Porque a filha de Hoël tinha o nome de Isolda e assemelhava-se muito com a Isolda da Irlanda, Tristão deleitava-se a fitá-la. A donzela, porque o via belo e valoroso, apaixonou-se por ele. Um dia em que Tristão cavalgava com Kaherdin, começou a pensar em Isolda, a loura, que deixara em Tintagel, e afundou-se num tão profundo devaneio que já não sabia se dormia ou estava acordado. Kaherdin apercebeu-se disso, mas não disse uma palavra, receando importunálo. Tristão, mergulhado nos seus pensamentos, começou a cantar a meia-voz:

Isolda, minha força;
Isolda, minha querida
Em vós, minha morte, em vós, minha vida!

Era o refrão de um lai bretão que compusera não há muito em honra de Isolda, a loura. Quando saiu finalmente deste devaneio, sentiu-se constrangido perante Kaherdin. O companheiro disse-lhe:
"Amigo, não é de bom senso pensar demais!" "Falas verdade — replicou Tristão —, mas não é de admirar que o homem que tem o coração em tormento por vezes se perca." "Amigo — disse Kaherdin —, vejo-te mais pensativo do que desejaria e creio bem que é por qualquer dama ou donzela. Se te apraz confias-te a mim, não me pouparei a nada para aliviar-te a dor." "Vou dizer-to — continuou Tristão. — Amo tanto uma bela chamada Isolda, para quem compus esta canção, que suspiro por ela como podes ver. Se essa Isolda não existisse, desejaria deixar este mundo." Quando Kaherdin ouviu o nome de Isolda, julgou que Tristão referia-se a sua irmã, pois nunca ouvira falar de outra Isolda e teria muito prazer que Tristão se tornasse seu cunhado. Disse: "Tristão, por que mo escondeste tanto tempo? Fica sabendo: se tivesse pensado que querias a minha irmã, asseguro-te que não terias de sofrer uma longa espera." Tristão compreendeu que Kaherdin se enganara quanto ao objeto dos seus sonhos, mas não ousou desenganá-lo, pois o seu coração estava agitado por sentimentos diversos e o seu espírito atravessado por pensamentos contraditórios.

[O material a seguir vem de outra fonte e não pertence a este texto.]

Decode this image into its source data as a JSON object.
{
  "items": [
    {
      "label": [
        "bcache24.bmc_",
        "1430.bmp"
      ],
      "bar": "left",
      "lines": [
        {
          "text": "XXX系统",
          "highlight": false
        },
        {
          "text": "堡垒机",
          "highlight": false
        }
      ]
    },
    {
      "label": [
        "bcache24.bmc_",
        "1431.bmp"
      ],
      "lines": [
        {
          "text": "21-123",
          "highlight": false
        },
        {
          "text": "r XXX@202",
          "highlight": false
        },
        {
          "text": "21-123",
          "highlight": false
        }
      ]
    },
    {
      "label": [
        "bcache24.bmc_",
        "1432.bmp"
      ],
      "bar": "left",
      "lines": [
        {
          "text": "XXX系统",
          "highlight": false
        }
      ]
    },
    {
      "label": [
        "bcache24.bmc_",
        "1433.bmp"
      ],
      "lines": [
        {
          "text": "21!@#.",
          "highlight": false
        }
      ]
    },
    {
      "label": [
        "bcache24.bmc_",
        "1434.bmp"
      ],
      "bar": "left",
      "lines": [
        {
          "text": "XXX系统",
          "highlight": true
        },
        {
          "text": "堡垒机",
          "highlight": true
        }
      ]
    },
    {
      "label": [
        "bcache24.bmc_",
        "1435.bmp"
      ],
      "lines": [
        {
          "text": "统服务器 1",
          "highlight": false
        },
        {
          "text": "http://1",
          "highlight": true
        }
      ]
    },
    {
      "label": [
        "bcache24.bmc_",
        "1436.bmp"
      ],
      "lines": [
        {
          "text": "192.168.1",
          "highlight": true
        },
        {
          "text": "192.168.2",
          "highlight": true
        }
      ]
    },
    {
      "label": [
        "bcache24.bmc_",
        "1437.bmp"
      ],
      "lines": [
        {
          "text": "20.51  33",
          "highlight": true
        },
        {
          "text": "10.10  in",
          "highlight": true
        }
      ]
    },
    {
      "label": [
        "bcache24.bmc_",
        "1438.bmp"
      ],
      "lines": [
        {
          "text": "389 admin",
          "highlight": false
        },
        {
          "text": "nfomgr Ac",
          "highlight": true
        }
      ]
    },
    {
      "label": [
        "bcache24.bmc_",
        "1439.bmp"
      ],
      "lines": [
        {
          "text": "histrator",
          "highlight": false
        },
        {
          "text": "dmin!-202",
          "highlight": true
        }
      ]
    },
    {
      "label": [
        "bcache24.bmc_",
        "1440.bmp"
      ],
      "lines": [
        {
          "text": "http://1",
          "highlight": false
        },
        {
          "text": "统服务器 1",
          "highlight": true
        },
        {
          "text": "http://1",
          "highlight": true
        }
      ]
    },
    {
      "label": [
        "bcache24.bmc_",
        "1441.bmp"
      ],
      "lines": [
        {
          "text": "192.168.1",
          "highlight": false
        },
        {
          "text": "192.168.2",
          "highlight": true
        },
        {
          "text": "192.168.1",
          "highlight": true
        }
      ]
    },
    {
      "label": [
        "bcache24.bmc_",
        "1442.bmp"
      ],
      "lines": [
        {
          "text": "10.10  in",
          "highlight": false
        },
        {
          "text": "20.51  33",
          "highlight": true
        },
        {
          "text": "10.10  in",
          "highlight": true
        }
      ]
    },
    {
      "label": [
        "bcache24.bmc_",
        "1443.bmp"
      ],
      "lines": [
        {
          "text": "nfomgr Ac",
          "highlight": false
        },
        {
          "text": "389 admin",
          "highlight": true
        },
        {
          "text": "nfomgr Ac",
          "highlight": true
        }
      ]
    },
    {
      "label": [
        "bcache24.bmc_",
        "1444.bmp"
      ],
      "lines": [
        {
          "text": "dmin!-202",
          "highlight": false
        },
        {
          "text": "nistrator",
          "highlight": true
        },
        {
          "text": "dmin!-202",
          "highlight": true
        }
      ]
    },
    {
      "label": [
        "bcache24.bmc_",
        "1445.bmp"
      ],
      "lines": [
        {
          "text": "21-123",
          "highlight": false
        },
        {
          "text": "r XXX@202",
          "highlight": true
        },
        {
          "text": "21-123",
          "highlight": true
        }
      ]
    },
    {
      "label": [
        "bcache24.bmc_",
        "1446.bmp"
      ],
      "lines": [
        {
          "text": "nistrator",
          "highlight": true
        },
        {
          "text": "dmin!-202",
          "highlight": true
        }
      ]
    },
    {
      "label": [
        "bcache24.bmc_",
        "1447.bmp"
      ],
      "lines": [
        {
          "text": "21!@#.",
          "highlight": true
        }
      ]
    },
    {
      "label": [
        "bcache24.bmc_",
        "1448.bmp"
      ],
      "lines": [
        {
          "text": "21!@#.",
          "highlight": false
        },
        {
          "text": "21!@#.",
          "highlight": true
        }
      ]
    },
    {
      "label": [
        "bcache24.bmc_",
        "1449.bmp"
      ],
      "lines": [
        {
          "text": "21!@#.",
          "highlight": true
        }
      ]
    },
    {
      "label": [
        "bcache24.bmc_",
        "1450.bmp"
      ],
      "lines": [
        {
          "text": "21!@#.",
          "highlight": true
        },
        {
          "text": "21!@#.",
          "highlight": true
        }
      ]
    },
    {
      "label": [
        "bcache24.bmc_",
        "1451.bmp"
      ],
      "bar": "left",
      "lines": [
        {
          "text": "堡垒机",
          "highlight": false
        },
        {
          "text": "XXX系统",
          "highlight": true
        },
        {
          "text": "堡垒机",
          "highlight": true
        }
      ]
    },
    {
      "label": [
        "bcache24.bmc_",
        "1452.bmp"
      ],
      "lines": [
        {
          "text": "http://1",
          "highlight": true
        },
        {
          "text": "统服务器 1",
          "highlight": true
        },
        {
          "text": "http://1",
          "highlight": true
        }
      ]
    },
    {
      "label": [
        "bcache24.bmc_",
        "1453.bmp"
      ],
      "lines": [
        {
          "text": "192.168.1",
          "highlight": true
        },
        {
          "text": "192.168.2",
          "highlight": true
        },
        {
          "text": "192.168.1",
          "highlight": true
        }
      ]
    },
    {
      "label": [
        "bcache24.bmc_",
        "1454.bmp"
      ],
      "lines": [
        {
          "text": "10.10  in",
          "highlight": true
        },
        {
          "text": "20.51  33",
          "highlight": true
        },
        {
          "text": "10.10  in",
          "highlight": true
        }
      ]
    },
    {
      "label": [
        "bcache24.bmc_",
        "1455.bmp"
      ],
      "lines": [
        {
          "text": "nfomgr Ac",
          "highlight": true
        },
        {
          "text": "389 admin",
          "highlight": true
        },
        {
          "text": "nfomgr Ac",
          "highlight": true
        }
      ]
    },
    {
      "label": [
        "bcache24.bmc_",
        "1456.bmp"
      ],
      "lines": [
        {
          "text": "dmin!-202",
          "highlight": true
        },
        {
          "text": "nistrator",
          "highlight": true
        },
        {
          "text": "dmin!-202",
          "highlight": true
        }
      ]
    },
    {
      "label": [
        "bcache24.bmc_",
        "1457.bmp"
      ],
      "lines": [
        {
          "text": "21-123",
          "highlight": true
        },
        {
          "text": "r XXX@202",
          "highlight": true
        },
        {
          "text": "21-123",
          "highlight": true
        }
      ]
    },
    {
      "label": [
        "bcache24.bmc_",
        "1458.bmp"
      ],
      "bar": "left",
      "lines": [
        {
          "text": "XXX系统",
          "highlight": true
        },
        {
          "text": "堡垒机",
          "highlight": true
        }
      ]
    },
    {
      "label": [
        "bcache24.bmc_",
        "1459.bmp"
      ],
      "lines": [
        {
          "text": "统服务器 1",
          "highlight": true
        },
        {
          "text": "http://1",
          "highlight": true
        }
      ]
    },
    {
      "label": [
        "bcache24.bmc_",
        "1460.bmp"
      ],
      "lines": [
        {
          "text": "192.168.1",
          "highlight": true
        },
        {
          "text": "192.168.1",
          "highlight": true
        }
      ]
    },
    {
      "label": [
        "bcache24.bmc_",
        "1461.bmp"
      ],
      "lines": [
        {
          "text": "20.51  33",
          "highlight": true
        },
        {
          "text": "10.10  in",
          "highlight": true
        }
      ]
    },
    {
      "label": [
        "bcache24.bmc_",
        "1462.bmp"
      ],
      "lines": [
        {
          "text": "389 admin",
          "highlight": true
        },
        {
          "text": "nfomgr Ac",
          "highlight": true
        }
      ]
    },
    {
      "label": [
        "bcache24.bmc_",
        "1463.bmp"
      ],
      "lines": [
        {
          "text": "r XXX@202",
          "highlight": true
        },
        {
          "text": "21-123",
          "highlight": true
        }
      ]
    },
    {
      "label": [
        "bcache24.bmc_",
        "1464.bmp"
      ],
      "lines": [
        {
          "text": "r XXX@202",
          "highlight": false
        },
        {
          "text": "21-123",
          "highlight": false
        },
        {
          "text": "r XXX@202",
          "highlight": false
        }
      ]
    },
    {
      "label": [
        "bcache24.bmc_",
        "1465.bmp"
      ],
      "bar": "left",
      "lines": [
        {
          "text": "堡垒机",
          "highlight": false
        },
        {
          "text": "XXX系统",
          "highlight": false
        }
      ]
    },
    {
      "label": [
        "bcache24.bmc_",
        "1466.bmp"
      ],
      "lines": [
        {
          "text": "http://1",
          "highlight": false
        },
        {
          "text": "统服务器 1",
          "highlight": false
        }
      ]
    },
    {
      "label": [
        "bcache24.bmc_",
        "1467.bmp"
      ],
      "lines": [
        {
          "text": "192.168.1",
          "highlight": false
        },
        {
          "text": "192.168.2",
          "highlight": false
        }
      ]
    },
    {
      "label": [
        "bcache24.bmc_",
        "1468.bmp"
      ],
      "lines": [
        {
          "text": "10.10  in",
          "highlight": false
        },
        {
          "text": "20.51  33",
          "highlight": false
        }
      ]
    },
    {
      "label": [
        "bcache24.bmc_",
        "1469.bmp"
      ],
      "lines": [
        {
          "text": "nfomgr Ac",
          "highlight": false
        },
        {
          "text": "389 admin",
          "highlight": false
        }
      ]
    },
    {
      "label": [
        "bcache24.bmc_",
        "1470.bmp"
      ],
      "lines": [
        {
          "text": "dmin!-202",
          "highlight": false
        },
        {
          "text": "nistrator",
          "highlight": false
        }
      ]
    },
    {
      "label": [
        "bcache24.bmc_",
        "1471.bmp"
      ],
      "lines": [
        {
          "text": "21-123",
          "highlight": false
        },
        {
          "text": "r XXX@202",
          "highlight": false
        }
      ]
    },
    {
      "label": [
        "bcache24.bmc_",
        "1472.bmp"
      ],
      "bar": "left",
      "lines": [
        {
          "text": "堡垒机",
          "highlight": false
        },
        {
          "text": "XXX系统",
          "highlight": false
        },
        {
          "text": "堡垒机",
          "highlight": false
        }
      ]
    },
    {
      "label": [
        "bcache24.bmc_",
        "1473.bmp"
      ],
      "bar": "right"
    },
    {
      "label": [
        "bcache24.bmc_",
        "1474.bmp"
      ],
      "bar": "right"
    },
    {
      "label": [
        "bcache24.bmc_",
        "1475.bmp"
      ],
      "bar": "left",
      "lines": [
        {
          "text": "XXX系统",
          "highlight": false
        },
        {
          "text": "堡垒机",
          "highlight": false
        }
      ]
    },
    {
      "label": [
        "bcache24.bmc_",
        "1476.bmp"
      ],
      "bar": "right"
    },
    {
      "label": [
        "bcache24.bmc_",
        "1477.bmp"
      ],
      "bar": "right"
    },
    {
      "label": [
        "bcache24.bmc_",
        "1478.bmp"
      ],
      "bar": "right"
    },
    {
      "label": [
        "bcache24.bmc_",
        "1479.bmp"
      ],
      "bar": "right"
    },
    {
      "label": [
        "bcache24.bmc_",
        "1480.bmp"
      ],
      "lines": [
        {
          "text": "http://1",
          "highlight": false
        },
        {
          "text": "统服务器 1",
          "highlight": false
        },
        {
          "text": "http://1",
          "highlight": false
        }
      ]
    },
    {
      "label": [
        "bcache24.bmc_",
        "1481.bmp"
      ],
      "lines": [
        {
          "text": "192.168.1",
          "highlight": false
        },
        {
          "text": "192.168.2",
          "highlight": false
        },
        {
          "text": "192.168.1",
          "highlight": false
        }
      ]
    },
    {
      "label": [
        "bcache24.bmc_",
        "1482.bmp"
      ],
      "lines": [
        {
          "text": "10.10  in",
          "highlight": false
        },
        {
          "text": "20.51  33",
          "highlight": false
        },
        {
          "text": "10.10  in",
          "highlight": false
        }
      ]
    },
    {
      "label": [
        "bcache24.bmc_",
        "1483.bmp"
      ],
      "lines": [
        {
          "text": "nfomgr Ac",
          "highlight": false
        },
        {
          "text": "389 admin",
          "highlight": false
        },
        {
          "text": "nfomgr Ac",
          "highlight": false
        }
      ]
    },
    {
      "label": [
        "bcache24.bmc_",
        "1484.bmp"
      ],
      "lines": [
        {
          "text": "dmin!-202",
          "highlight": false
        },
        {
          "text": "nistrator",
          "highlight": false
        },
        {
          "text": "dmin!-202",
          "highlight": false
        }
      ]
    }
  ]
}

À noite, sozinho no quarto, dirigia-se baixinho a Isolda, a loura, como se esta estivesse presente: "Bela, como as nossas vidas são diferentes! Na separação que suportamos, só há amargura para mim. Perco por ti a alegria e o prazer que enchem os teus dias e as tuas noites. A minha vida não passa de incessantes torturas, a tua de encantamentos de amor. Só vivo para te desejar, ainda que só conheças nos braços do teu marido gozo e voluptuosidade. O rei tem todo o vagar para se deliciar contigo: o que foi o meu bem tornou-se a sua presa." Este pensamento fê-lo sentir tanta amargura que se apanhou a dizer: "Sei bem as alegrias que Isolda tem: ela, por quem o meu coração despreza todas as mulheres, compra o prazer com o esquecimento a que me vota. E eis agora que sinto a amarga angústia de me sentir desejado por outra mulher; o amor ardente com que esta donzela me requer torna ainda mais insuportável a dor de ser abandonado pela rainha. Se a loura Isolda não se acautela, terei de renunciar ao que não posso ter: encontrarei o apaziguamento neste novo amor. Em vez de suspirar pelo impossível, restringirei as minhas forças às coisas acessíveis. Para que eternizar um amor do qual não pode vir nenhuma alegria? Que Isolda, a loura, ame o seu dono e senhor e fique com ele. Não a quero censurar: o homem não deve odiar o que adorou, pode unicamente libertar-se, afastar-se e desprender-se disso. Quero doravante esforçar-me, a exemplo da loura Isolda, por apreciar o encanto que há nas carícias sem amor. Mas como experimentá-lo senão casando com a jovem que se enamorou de mim e que aspira a dar-me esse prazer?"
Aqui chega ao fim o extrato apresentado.